Kajang adalah sarana ritual penutup jenasah terdiri dari elemen-elemen kain
(kafan), ditulis dengan huruf (aksara Bali) yang menyertakan diagram-diagram rajah
(aksara modre) dan gambar (lukisan). Kajang masutasoma terbentuk dari surat-
rajah-gambar, didalamnya terdapat nilai-nilai sinkretisme Siwa-Buddha yang
merupakan representasi dari teks Sutasoma. Terdapat pembeda kajang masutasoma
dengan kajang lainya adalah varian gambar yang bergambar Sutasoma katadah kala.

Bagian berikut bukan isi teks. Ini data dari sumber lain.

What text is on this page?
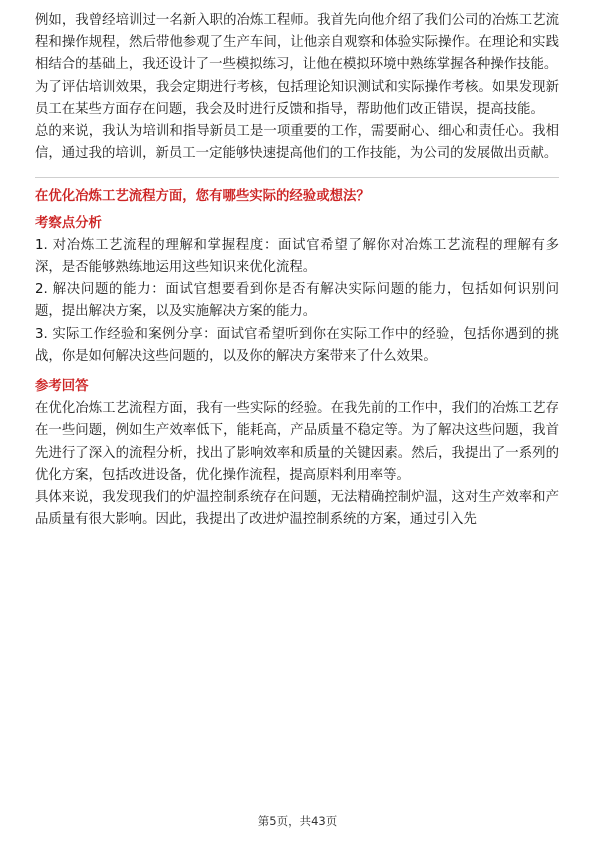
例如，我曾经培训过一名新入职的冶炼工程师。我首先向他介绍了我们公司的冶炼工艺流程和操作规程，然后带他参观了生产车间，让他亲自观察和体验实际操作。在理论和实践相结合的基础上，我还设计了一些模拟练习，让他在模拟环境中熟练掌握各种操作技能。

为了评估培训效果，我会定期进行考核，包括理论知识测试和实际操作考核。如果发现新员工在某些方面存在问题，我会及时进行反馈和指导，帮助他们改正错误，提高技能。

总的来说，我认为培训和指导新员工是一项重要的工作，需要耐心、细心和责任心。我相信，通过我的培训，新员工一定能够快速提高他们的工作技能，为公司的发展做出贡献。

在优化冶炼工艺流程方面，您有哪些实际的经验或想法？

考察点分析

1. 对冶炼工艺流程的理解和掌握程度：面试官希望了解你对冶炼工艺流程的理解有多深，是否能够熟练地运用这些知识来优化流程。

2. 解决问题的能力：面试官想要看到你是否有解决实际问题的能力，包括如何识别问题，提出解决方案，以及实施解决方案的能力。

3. 实际工作经验和案例分享：面试官希望听到你在实际工作中的经验，包括你遇到的挑战，你是如何解决这些问题的，以及你的解决方案带来了什么效果。

参考回答

在优化冶炼工艺流程方面，我有一些实际的经验。在我先前的工作中，我们的冶炼工艺存在一些问题，例如生产效率低下，能耗高，产品质量不稳定等。为了解决这些问题，我首先进行了深入的流程分析，找出了影响效率和质量的关键因素。然后，我提出了一系列的优化方案，包括改进设备，优化操作流程，提高原料利用率等。

具体来说，我发现我们的炉温控制系统存在问题，无法精确控制炉温，这对生产效率和产品质量有很大影响。因此，我提出了改进炉温控制系统的方案，通过引入先

第5页，共43页
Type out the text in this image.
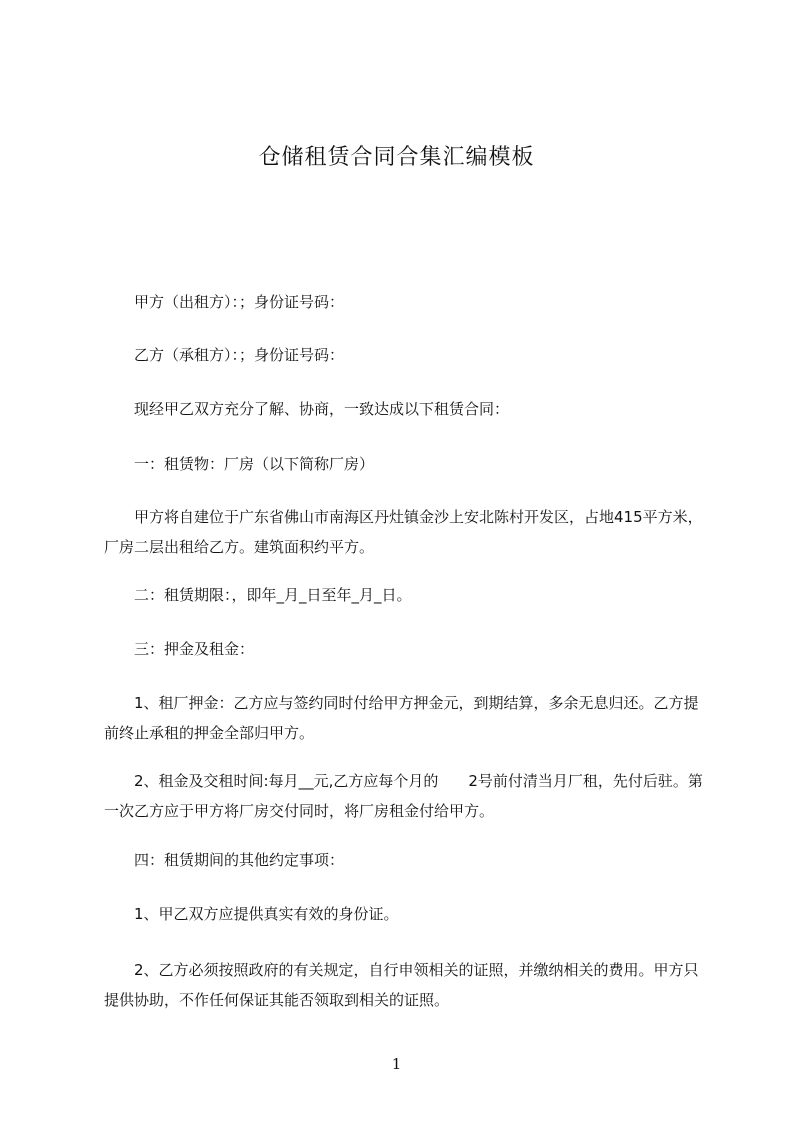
仓储租赁合同合集汇编模板
　　甲方（出租方）：；身份证号码：
　　乙方（承租方）：；身份证号码：
　　现经甲乙双方充分了解、协商，一致达成以下租赁合同：
　　一：租赁物：厂房（以下简称厂房）
　　甲方将自建位于广东省佛山市南海区丹灶镇金沙上安北陈村开发区，占地415平方米，厂房二层出租给乙方。建筑面积约平方。
　　二：租赁期限：，即年_月_日至年_月_日。
　　三：押金及租金：
　　1、租厂押金：乙方应与签约同时付给甲方押金元，到期结算，多余无息归还。乙方提前终止承租的押金全部归甲方。
　　2、租金及交租时间:每月__元,乙方应每个月的　　2号前付清当月厂租，先付后驻。第一次乙方应于甲方将厂房交付同时，将厂房租金付给甲方。
　　四：租赁期间的其他约定事项：
　　1、甲乙双方应提供真实有效的身份证。
　　2、乙方必须按照政府的有关规定，自行申领相关的证照，并缴纳相关的费用。甲方只提供协助，不作任何保证其能否领取到相关的证照。
1
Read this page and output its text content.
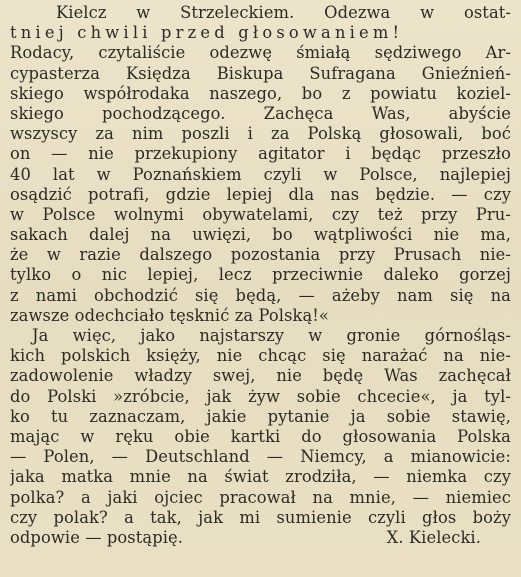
Kielcz w Strzeleckiem. Odezwa w ostat-
tniej chwili przed głosowaniem!
Rodacy, czytaliście odezwę śmiałą sędziwego Ar-
cypasterza Księdza Biskupa Sufragana Gnieźnień-
skiego współrodaka naszego, bo z powiatu koziel-
skiego pochodzącego. Zachęca Was, abyście
wszyscy za nim poszli i za Polską głosowali, boć
on — nie przekupiony agitator i będąc przeszło
40 lat w Poznańskiem czyli w Polsce, najlepiej
osądzić potrafi, gdzie lepiej dla nas będzie. — czy
w Polsce wolnymi obywatelami, czy też przy Pru-
sakach dalej na uwięzi, bo wątpliwości nie ma,
że w razie dalszego pozostania przy Prusach nie-
tylko o nic lepiej, lecz przeciwnie daleko gorzej
z nami obchodzić się będą, — ażeby nam się na
zawsze odechciało tęsknić za Polską!«
Ja więc, jako najstarszy w gronie górnośląs-
kich polskich księży, nie chcąc się narażać na nie-
zadowolenie władzy swej, nie będę Was zachęcał
do Polski »zróbcie, jak żyw sobie chcecie«, ja tyl-
ko tu zaznaczam, jakie pytanie ja sobie stawię,
mając w ręku obie kartki do głosowania Polska
— Polen, — Deutschland — Niemcy, a mianowicie:
jaka matka mnie na świat zrodziła, — niemka czy
polka? a jaki ojciec pracował na mnie, — niemiec
czy polak? a tak, jak mi sumienie czyli głos boży
odpowie — postąpię.	X. Kielecki.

Dengan demikian dapat dikatakan kajang masutasoma merupakan hasil budaya yang
unik dan penting untuk dikaji di dalam penelitian ini.
Kajang masutasoma dapat dikonsepsikan dalam tiga wujud kebudayaan
yakni 1. Wujud kebudayaan sebagai suatu komplek dari ide-ide, gagasan, nilai-nilai,
5
peraturan-peraturan dan sebagainya, 2. Wujud kebudayaan sebagai suatu kompleks
aktivitas serta tindakan berpola dari manusia dalam masyarakat, 3. Wujud
kebudayaan sebagai benda-benda hasil karya manusia (Koentjaraningrat, 1983: 189).
Dalam wujud pertama yakni ide, kajang masutasoma terbentuk dari konsepsi nilai-
nilai sinkritisme Siwa-Buddha yang terekpresikan dalam cerita Sutasoma. Wujud
yang kedua yakni tindakan/perilaku, bahwasanya di desa Budakeling terdapat tradisi
seorang Brahmana yaitu salah satunya membuat kajang masutasoma. Hal ini
dilakukan sebagai tindakan berpola bagi masyarakat sebagai tradisi seorang
brahmana, dan tentunya kajang masutasoma sebagai hasil budaya.
Berbicara mengenai kebudayaan bahwasanya terdapat tujuh unsur
kebudayaan universal yakni: 1. Bahasa, 2. Sistem pengetahuan, 3. Organisasi sosial,
4. Sistem peralatan hidup dan teknologi, 5. Sistem mata pencaharian hidup, 6. Sistem
religi, dan 7. Kesenian (Koentjaraningrat, 1983: 206).Terkait dengan tujuh unsur
kebudayaan unirversal maka kajang masutasoma termasuk dalam unsur sistem religi.
Maksudnya agar dapat menjamah kajang masutasoma sebagai ritus dalam sistem
religi dari ajaran Hindu Buddha.
Sebagian besar elemen dari kajang masutasoma adalah aksara. Aksara
dalam kebudayaan Bali statusnya sangat tinggi yaitu berkaitan dengan Tuhan, di
mana menurut Granoka aksara dalam kehidupan masyarakat Bali tidak hanya
berfungsi sebagai simbol grafis tetapi juga memiliki fungsi idealis menjembatani
menara kesadaran manusia dengan ketuhanan, kesadaran tertinggi, tak termusnahkan
6
(a-ksara) (2007: 130). Aksara sangat penting dalam kehidupan masyarakat Bali
terutama mengenai orientasi hidup nyata kekinian (dalam aspek keagamaan dan
estetika) serta aspek ketuhanan (simbol-simbol) yang dimunculkan dalam aksara,
sehingga terjadi keseimbangan antara sekala dan niskala. Menurut Bagus, aksara dan
bahasa Bali merupakan alat untuk melestarikan pustaka suci yang mengandung antara
lain: filsafat kerohanian, serta tentang hal susastra dan politik yang merupakan
pegangan hidup masyarakat yang beragama Hindu (1994:6).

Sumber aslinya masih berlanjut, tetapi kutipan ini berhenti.